There were no extra flourishes for the occasion, no new innovations or even design tweaks to distinguish this from the BBC’s FA Cup coverage. It’s almost like they haven’t been paying attention to what the Premier League has become.

Fans were able to watch the Premier League on the BBC for the first time
Fans were able to watch the Premier League on the BBC for the first time (PA)

The broadcasting arms race between Sky and BT has essentially been a story of one-up-manship that morphs football with every development. More money, more cameras at grounds, more co-commentators, more pundits around a table putting more medals on top of it. When BT made a play for Saturdays and midweek, Sky pushed for Friday Nights. Even days of the week are up for grabs. The BBC cannot match this kind of clout.

But what it can do is abide by its duty as a public service. And it is this pillar that saw them break ground on Saturday night as they did for what no others have done – addressed the Black Lives Matter movement, and the part football can play.

For there is still a great ignorance around the movement, some of it embarrassingly wilful, that requires an explanation beyond “racism is bad”. Football fans have sat through many an initiative that have simply disappeared into the background and, with all due respect to Sky and BT, that was reflected in the coverage. A sombre note as cameras focussed on players and referees kneeling in unison and then, on with the football.

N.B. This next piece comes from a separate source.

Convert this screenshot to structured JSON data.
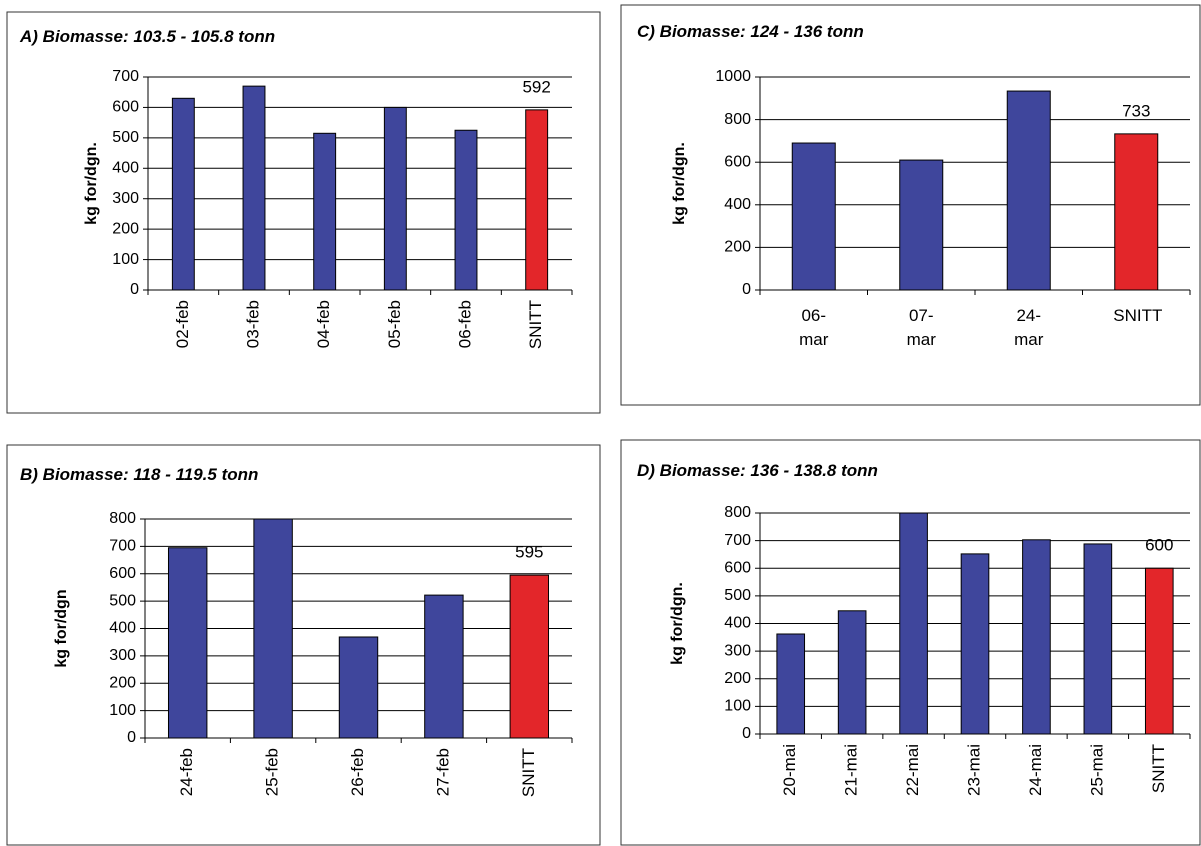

But 15 minutes before kick-off, just as viewers were turning over from West Ham vs Wolves, Wright and Alex Scott led a segment on its core meaning, the value of such a universal show of solidarity and how this should not be a false dawn. Lineker and Shearer, to their credit, were able to take a back seat without shirking any responsibility.

I can confidently say that’s the best Premier League match ever broadcast ... on the BBC

Gary Lineker

That's not to say other broadcasters are ill-equipped to have this discussion or morally inferior for not doing so. But as exclusively sports channels, they can legitimately keep politics out of football, especially with so much of the latter to wash down the hard to swallow bits.

The BBC do not have that luxury with their crumbs from the table. But what they lack in power they can make up for in using the extra time they have not going to adverts to engage in important conversations which occupy football's conscience.

The match itself ended up being much of nothing. Crystal Palace's 2-0 lead after 25 minutes securing the scoreline and points over a lacklustre Bournemouth.

"I can confidently say that's the best Premier League match ever broadcast... on the BBC", grinned Lineker, tongue firmly in cheek, as he signed off. It might have been a low-key return to league football on the BBC, but it certainly was not wasted.